Not only did major American metropolises become graveyards, as Madonna (who did not respond to requests to her representatives for comment) posted to her own Instagram account, a significant number of those affected by the disease in the days when a positive HIV diagnosis equaled a death sentence, suffered dreadfully, becoming pariahs as they experienced what the singer characterized as destitution and abandonment by their families.

“Two generations of incredible artists were decimated, along with the audiences that understood that art ... all gone,” said DJ Honey Dijon, who has opened for Madonna on several “Celebration” tour dates. “I think of Madonna and what she lost and endured, and I think her perseverance is admirable.”

But it was not only artists, as Schulman said, or people of note. It was ordinary folks from all walks of life and of every gender orientation, so many dead (more than 100,000 in New York City alone) that even memory of them has tended to be erased. “It’s up to the living to carry their name,” she said.




Almost by default, the task of keeping those names and remembrances alive in a largely amnesiac culture fell to volunteers like Armstrong.

“I had a personal affinity for the subject, but I kept trying to avoid it,” he said, declining to elucidate. “I thought, I’ll just post a few and see what happens, and then it went on and on and on.”

The original 1,000 followers multiplied exponentially after the account was cited in i-D magazine in 2017, where Armstrong said of the disease’s casualties, “They just died and died and died.”

As the numbers grew, so, too, did the stories of women, men and trans people, celebrated or anonymous, some as famous as Freddie Mercury, others as obscure as John Schultz, a writer and apparent hell-rake whose best friend, Katrina del Mar, vividly remembered being eighty-sixed with him at nightspots — like Boots & Saddle and King Tut’s Wah Wah Hut — across the city.

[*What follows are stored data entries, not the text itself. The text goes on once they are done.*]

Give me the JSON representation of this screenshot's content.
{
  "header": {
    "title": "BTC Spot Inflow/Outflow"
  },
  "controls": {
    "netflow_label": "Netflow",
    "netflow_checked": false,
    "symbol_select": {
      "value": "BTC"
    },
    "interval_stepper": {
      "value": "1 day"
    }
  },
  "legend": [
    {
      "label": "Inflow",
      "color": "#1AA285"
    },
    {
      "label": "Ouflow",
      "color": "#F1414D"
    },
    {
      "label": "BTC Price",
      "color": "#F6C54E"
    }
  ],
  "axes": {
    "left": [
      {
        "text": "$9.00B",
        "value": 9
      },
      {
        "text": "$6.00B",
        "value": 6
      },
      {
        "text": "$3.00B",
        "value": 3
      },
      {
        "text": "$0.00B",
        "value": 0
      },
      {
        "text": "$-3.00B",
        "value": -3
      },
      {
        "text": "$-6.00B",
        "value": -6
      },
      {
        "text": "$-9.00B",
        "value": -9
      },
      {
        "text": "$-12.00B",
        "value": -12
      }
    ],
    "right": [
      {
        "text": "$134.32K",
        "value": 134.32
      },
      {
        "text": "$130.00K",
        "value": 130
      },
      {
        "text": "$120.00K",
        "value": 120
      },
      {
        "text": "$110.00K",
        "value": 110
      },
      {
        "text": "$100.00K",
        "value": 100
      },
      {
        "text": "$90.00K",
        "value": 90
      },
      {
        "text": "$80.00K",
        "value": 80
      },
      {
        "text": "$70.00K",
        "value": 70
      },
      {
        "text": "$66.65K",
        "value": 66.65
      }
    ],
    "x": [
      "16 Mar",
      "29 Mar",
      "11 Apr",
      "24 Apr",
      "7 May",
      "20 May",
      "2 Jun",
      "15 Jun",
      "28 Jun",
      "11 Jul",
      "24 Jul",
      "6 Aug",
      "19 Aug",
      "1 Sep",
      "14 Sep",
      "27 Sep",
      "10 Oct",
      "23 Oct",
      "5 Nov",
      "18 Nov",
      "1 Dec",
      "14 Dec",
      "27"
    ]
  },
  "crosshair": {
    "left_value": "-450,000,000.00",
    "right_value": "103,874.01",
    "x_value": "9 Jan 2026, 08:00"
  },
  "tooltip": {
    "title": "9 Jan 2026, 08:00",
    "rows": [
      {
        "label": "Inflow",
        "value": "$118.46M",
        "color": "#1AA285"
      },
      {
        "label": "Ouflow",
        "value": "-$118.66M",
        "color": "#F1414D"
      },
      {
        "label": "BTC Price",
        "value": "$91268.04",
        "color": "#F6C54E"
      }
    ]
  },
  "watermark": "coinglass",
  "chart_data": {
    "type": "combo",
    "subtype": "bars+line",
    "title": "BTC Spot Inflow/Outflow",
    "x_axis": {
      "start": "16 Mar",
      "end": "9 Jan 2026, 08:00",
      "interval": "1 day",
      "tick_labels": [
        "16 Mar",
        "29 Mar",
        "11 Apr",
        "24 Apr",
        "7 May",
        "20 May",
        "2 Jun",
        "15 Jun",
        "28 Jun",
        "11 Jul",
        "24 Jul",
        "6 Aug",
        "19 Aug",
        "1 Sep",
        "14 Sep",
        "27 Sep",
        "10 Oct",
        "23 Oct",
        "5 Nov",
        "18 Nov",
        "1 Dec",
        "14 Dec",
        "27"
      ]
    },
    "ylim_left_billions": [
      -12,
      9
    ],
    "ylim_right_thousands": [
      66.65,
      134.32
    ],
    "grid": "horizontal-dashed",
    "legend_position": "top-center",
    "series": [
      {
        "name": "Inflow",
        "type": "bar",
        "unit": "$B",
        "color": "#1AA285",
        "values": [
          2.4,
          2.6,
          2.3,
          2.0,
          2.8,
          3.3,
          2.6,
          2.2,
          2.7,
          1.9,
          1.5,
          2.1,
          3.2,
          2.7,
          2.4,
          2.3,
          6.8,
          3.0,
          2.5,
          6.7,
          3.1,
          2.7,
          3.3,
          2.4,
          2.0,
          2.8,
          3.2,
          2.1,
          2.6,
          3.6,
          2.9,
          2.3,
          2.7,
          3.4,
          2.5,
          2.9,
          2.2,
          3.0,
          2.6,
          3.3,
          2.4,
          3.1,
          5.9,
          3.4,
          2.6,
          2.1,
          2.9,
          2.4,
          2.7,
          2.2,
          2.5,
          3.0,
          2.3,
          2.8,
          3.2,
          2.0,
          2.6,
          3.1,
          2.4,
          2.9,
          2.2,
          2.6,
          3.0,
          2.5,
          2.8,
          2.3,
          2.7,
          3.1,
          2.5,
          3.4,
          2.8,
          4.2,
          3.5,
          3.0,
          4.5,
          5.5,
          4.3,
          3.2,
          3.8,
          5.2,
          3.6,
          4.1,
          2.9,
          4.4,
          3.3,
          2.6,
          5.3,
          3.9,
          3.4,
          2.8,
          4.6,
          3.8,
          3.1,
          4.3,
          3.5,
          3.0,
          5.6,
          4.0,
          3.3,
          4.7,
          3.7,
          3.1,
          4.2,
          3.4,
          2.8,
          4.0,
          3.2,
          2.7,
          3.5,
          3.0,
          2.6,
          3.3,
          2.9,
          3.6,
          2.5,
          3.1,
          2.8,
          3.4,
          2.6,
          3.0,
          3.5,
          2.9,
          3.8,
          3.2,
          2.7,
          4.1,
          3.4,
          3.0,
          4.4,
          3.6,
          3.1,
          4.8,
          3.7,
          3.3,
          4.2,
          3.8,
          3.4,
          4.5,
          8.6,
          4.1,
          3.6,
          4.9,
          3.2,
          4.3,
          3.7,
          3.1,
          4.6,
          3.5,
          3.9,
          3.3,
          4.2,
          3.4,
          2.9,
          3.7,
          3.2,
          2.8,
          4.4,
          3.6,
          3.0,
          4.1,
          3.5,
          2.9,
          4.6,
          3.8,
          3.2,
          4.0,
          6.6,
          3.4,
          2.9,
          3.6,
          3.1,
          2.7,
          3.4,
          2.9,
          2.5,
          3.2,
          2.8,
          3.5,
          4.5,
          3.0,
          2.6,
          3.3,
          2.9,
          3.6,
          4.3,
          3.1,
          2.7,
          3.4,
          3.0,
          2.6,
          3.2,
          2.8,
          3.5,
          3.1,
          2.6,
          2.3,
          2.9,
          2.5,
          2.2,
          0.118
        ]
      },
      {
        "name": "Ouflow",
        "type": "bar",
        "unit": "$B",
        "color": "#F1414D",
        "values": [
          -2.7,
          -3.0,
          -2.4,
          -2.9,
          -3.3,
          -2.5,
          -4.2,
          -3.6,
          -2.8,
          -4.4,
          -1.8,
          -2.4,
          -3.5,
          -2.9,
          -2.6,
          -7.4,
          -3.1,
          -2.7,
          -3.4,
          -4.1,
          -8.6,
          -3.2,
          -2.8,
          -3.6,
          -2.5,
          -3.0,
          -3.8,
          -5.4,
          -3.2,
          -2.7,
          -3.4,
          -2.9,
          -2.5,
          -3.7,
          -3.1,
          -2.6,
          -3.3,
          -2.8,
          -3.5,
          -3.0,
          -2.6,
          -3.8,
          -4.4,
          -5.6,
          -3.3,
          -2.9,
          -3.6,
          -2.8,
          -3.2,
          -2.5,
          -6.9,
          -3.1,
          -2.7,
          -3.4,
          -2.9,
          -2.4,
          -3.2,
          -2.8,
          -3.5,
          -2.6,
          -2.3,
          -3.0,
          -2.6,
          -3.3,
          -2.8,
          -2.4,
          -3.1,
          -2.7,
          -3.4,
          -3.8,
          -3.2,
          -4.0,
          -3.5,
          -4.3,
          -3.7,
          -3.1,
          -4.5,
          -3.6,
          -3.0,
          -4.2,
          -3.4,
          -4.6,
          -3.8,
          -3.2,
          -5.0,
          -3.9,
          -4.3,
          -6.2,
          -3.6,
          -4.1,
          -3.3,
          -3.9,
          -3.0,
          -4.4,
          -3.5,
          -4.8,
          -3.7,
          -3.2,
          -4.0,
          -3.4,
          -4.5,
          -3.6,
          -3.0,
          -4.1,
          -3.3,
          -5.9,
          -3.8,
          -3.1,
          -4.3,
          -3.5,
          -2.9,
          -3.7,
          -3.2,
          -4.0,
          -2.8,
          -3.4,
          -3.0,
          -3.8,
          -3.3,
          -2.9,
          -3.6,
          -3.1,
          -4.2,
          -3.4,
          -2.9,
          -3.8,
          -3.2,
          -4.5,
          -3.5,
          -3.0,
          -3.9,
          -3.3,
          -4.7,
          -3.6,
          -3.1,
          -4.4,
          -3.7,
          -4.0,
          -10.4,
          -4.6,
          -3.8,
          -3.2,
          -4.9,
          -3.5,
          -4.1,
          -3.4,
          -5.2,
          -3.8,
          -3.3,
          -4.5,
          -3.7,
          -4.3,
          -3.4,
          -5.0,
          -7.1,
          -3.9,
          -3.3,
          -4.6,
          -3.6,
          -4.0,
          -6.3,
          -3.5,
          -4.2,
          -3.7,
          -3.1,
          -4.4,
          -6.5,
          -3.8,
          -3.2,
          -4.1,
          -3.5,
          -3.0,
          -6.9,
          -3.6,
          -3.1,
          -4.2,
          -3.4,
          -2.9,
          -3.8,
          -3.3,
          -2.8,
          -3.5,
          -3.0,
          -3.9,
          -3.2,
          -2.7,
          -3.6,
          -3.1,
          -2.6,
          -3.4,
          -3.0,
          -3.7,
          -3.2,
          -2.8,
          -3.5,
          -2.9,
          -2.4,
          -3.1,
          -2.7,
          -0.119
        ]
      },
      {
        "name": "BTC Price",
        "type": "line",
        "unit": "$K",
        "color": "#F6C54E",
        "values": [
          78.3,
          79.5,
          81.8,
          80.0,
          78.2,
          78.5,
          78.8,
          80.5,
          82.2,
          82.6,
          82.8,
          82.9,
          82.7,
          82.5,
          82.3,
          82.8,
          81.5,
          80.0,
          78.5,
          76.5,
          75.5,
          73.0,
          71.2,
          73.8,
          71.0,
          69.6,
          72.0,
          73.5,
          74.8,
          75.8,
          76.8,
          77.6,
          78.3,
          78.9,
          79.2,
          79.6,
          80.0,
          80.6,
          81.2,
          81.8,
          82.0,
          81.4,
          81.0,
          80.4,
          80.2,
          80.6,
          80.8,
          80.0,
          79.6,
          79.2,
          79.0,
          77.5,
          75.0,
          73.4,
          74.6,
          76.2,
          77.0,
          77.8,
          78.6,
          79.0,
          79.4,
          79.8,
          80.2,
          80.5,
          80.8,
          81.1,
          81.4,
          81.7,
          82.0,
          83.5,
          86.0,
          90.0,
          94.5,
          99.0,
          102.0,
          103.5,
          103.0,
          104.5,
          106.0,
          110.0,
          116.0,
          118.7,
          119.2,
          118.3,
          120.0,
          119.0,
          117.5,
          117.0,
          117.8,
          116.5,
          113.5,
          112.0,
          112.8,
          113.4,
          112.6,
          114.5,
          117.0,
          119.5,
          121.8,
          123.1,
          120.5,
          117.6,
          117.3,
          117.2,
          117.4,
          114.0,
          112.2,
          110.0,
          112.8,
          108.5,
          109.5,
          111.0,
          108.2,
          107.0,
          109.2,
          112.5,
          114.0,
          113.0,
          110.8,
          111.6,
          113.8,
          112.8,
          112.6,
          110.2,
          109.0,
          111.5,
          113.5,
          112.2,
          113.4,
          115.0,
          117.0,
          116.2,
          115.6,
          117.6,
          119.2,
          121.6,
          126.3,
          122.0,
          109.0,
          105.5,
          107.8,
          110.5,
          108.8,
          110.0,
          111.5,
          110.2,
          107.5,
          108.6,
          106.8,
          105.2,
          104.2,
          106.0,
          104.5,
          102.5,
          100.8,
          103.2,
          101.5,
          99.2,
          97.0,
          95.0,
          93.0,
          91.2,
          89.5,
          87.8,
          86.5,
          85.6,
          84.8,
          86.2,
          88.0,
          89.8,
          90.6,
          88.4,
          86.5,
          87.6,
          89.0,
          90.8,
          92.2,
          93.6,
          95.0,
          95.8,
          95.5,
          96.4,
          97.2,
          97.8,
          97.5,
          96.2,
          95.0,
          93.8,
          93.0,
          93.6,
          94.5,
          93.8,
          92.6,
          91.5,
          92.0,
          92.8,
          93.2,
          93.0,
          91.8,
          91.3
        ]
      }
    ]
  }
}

“Huge emotional moment during Madonna’s #LivetoTell, her moving tribute to all those lost to AIDS especially those that had touched her life,” wrote Soft Cell singer Marc Almond on Instagram. “When Martin Burgoyne’s face appeared on a huge screen, I’m not ashamed to say that I had tears running down my face.”

There are tales of men like Bill Powell of Knoxville, Tennessee, “a savior of old buildings, stray dogs and lost souls”; of April Renee Dunaway, seen on Instagram and now in Madonna’s tour performances as a young mother, holding aloft her infant and posted to the account by her child, now the drag performer #trinitythetuck.

It was back in April that Madonna’s team began working quietly with Armstrong to contact and obtain from the original contributors consent to include personal images of their loved ones in the “Celebration” tour. Among the goals, Kasiuha said, was saving a community marginalized in life from being banished altogether from cultural memory.

“Younger audience born after the ’90s didn’t have to experience or know much about what was happening, that feeling of having friends, family all around them dying,” he said. “We wanted to go from the big, strong portraits to images that got smaller and smaller so you could begin to understand the scale.”

In all, there are roughly 300 of these, drawn from The AIDS Memorial. And at every performance, as a raft of YouTube videos attest, the emotional reaction has been similar. “People are overwhelmed,” Kasiuha said. “That was something Madonna emphasized. She wanted to remind people of how precious life is.”